A final fatal flaw of “identity politics” – and one that makes identity politics inimical, I think, to the study of literature – is its implicit assumption that our feelings and emotions are triggered primarily, or even solely, by the nature of our identities. I strongly – indeed, passionately – believe this to be wrong. For me, perhaps the greatest gift we possess as humans is our ability to empathise – or, as Auden put it, our ability to “weep because another wept”; that, regardless of what our own background may be, regardless of our race or gender or sexuality or of any of these things, we can make a leap of the imagination, and enter into the minds of people whose identities are very different from our own. To deny this greatest of gifts is to deny all that is finest in humanity. It is to see the mass of humanity as but a multiplicity of tribes, each tribe enclosed within its own space, unable to communicate with any other. These enclosed spaces may be what Identity Politicians refer to as “safe spaces”, but one doesn’t go to literature merely to be enclosed in these “safe places”: study of literature requires us to venture into “dangerous spaces”.

Indeed, this venture into dangerous places is what literature demands. It puts before us perspectives other than our own; it urges us, challenges us, to absorb these different perspectives, and, in the process of so doing, broaden our own. Sometimes, these perspectives encountered are profound and original, and in such cases, absorbing these perspectives into our own enriches us to an extent far, far greater than I think I have the ability to articulate. But none of these wonders can happen if we were merely to cower within our pre-determined “safe spaces”, as Identity Politicians seem to demand we must.

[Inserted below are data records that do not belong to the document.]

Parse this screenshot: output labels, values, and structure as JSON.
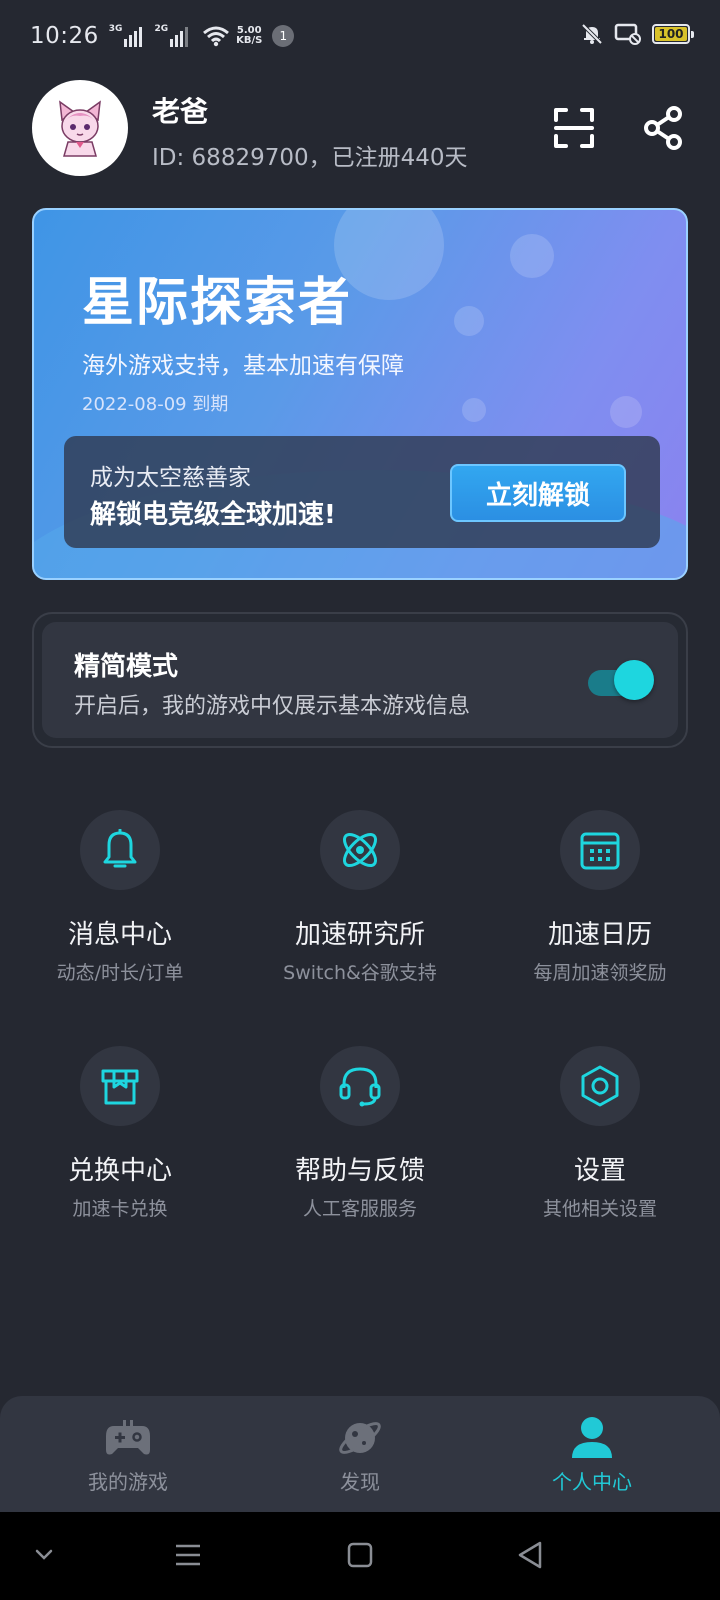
{
  "status_bar": {
    "time": "10:26",
    "signal1_tag": "3G",
    "signal2_tag": "2G",
    "net_speed_value": "5.00",
    "net_speed_unit": "KB/S",
    "notification_count": "1",
    "battery_level": "100"
  },
  "profile": {
    "name": "老爸",
    "id_line": "ID: 68829700，已注册440天"
  },
  "vip_card": {
    "title": "星际探索者",
    "description": "海外游戏支持，基本加速有保障",
    "expire": "2022-08-09 到期",
    "upgrade_line1": "成为太空慈善家",
    "upgrade_line2": "解锁电竞级全球加速!",
    "unlock_button": "立刻解锁"
  },
  "simple_mode": {
    "title": "精简模式",
    "description": "开启后，我的游戏中仅展示基本游戏信息",
    "enabled": true
  },
  "menu": [
    {
      "label": "消息中心",
      "sub": "动态/时长/订单",
      "icon": "bell-icon"
    },
    {
      "label": "加速研究所",
      "sub": "Switch&谷歌支持",
      "icon": "atom-icon"
    },
    {
      "label": "加速日历",
      "sub": "每周加速领奖励",
      "icon": "calendar-icon"
    },
    {
      "label": "兑换中心",
      "sub": "加速卡兑换",
      "icon": "gift-box-icon"
    },
    {
      "label": "帮助与反馈",
      "sub": "人工客服服务",
      "icon": "headset-icon"
    },
    {
      "label": "设置",
      "sub": "其他相关设置",
      "icon": "settings-hexagon-icon"
    }
  ],
  "bottom_nav": [
    {
      "label": "我的游戏",
      "icon": "gamepad-icon",
      "active": false
    },
    {
      "label": "发现",
      "icon": "planet-icon",
      "active": false
    },
    {
      "label": "个人中心",
      "icon": "person-icon",
      "active": true
    }
  ],
  "colors": {
    "background": "#252831",
    "card": "#323641",
    "accent": "#1ed6df",
    "active_nav": "#21c9d6"
  }
}
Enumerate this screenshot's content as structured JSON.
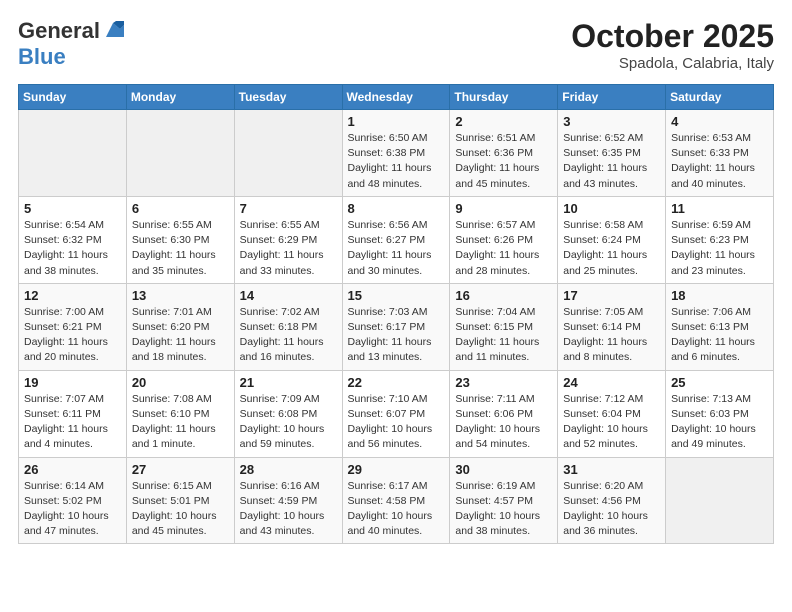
{
  "header": {
    "logo_general": "General",
    "logo_blue": "Blue",
    "month": "October 2025",
    "location": "Spadola, Calabria, Italy"
  },
  "weekdays": [
    "Sunday",
    "Monday",
    "Tuesday",
    "Wednesday",
    "Thursday",
    "Friday",
    "Saturday"
  ],
  "weeks": [
    [
      {
        "day": "",
        "info": ""
      },
      {
        "day": "",
        "info": ""
      },
      {
        "day": "",
        "info": ""
      },
      {
        "day": "1",
        "info": "Sunrise: 6:50 AM\nSunset: 6:38 PM\nDaylight: 11 hours\nand 48 minutes."
      },
      {
        "day": "2",
        "info": "Sunrise: 6:51 AM\nSunset: 6:36 PM\nDaylight: 11 hours\nand 45 minutes."
      },
      {
        "day": "3",
        "info": "Sunrise: 6:52 AM\nSunset: 6:35 PM\nDaylight: 11 hours\nand 43 minutes."
      },
      {
        "day": "4",
        "info": "Sunrise: 6:53 AM\nSunset: 6:33 PM\nDaylight: 11 hours\nand 40 minutes."
      }
    ],
    [
      {
        "day": "5",
        "info": "Sunrise: 6:54 AM\nSunset: 6:32 PM\nDaylight: 11 hours\nand 38 minutes."
      },
      {
        "day": "6",
        "info": "Sunrise: 6:55 AM\nSunset: 6:30 PM\nDaylight: 11 hours\nand 35 minutes."
      },
      {
        "day": "7",
        "info": "Sunrise: 6:55 AM\nSunset: 6:29 PM\nDaylight: 11 hours\nand 33 minutes."
      },
      {
        "day": "8",
        "info": "Sunrise: 6:56 AM\nSunset: 6:27 PM\nDaylight: 11 hours\nand 30 minutes."
      },
      {
        "day": "9",
        "info": "Sunrise: 6:57 AM\nSunset: 6:26 PM\nDaylight: 11 hours\nand 28 minutes."
      },
      {
        "day": "10",
        "info": "Sunrise: 6:58 AM\nSunset: 6:24 PM\nDaylight: 11 hours\nand 25 minutes."
      },
      {
        "day": "11",
        "info": "Sunrise: 6:59 AM\nSunset: 6:23 PM\nDaylight: 11 hours\nand 23 minutes."
      }
    ],
    [
      {
        "day": "12",
        "info": "Sunrise: 7:00 AM\nSunset: 6:21 PM\nDaylight: 11 hours\nand 20 minutes."
      },
      {
        "day": "13",
        "info": "Sunrise: 7:01 AM\nSunset: 6:20 PM\nDaylight: 11 hours\nand 18 minutes."
      },
      {
        "day": "14",
        "info": "Sunrise: 7:02 AM\nSunset: 6:18 PM\nDaylight: 11 hours\nand 16 minutes."
      },
      {
        "day": "15",
        "info": "Sunrise: 7:03 AM\nSunset: 6:17 PM\nDaylight: 11 hours\nand 13 minutes."
      },
      {
        "day": "16",
        "info": "Sunrise: 7:04 AM\nSunset: 6:15 PM\nDaylight: 11 hours\nand 11 minutes."
      },
      {
        "day": "17",
        "info": "Sunrise: 7:05 AM\nSunset: 6:14 PM\nDaylight: 11 hours\nand 8 minutes."
      },
      {
        "day": "18",
        "info": "Sunrise: 7:06 AM\nSunset: 6:13 PM\nDaylight: 11 hours\nand 6 minutes."
      }
    ],
    [
      {
        "day": "19",
        "info": "Sunrise: 7:07 AM\nSunset: 6:11 PM\nDaylight: 11 hours\nand 4 minutes."
      },
      {
        "day": "20",
        "info": "Sunrise: 7:08 AM\nSunset: 6:10 PM\nDaylight: 11 hours\nand 1 minute."
      },
      {
        "day": "21",
        "info": "Sunrise: 7:09 AM\nSunset: 6:08 PM\nDaylight: 10 hours\nand 59 minutes."
      },
      {
        "day": "22",
        "info": "Sunrise: 7:10 AM\nSunset: 6:07 PM\nDaylight: 10 hours\nand 56 minutes."
      },
      {
        "day": "23",
        "info": "Sunrise: 7:11 AM\nSunset: 6:06 PM\nDaylight: 10 hours\nand 54 minutes."
      },
      {
        "day": "24",
        "info": "Sunrise: 7:12 AM\nSunset: 6:04 PM\nDaylight: 10 hours\nand 52 minutes."
      },
      {
        "day": "25",
        "info": "Sunrise: 7:13 AM\nSunset: 6:03 PM\nDaylight: 10 hours\nand 49 minutes."
      }
    ],
    [
      {
        "day": "26",
        "info": "Sunrise: 6:14 AM\nSunset: 5:02 PM\nDaylight: 10 hours\nand 47 minutes."
      },
      {
        "day": "27",
        "info": "Sunrise: 6:15 AM\nSunset: 5:01 PM\nDaylight: 10 hours\nand 45 minutes."
      },
      {
        "day": "28",
        "info": "Sunrise: 6:16 AM\nSunset: 4:59 PM\nDaylight: 10 hours\nand 43 minutes."
      },
      {
        "day": "29",
        "info": "Sunrise: 6:17 AM\nSunset: 4:58 PM\nDaylight: 10 hours\nand 40 minutes."
      },
      {
        "day": "30",
        "info": "Sunrise: 6:19 AM\nSunset: 4:57 PM\nDaylight: 10 hours\nand 38 minutes."
      },
      {
        "day": "31",
        "info": "Sunrise: 6:20 AM\nSunset: 4:56 PM\nDaylight: 10 hours\nand 36 minutes."
      },
      {
        "day": "",
        "info": ""
      }
    ]
  ]
}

So what exactly is being demanded by the Identity Politicians – those brave warriors who urge faculties of literature to issue trigger warnings because, as they put it, “identities matter”? That teachers should teach sensitive subjects sensitively, and be aware that some students may be suffering from Post-Traumatic Stress Disorder? Or are these demands, as I suspect, going further – that we tailor the teaching of literature, or, indeed, choose the texts to be taught, in view of the identities, or the perceived identities, of the students? If so, that is simply the end of literature. Better not to teach literature at all than to teach it under such conditions. Such a demand implies a denial of literature itself.

It is not surprising that this demand to incorporate identity politics into teaching has reared its head so prominently in the teaching of literature. For literature is, it seems to me, more perhaps than any other branch of learning, a powerful denial of the basic underlying assumptions of identity politics. Literature tells us that we are not prisoners to the circumstances of our birth, that we are not stuck inside our pre-determined “safe spaces”. It broadens our mental horizons; it makes us realise that the world we inhabit is a big world, bigger than we’d ever imagined; it blows away all those putrid little tribalisms that so diminish us in the name, of all things, of freedom.

And no, I still haven’t seen Bombay Dreams. As I say, it’s just not my kind of thing.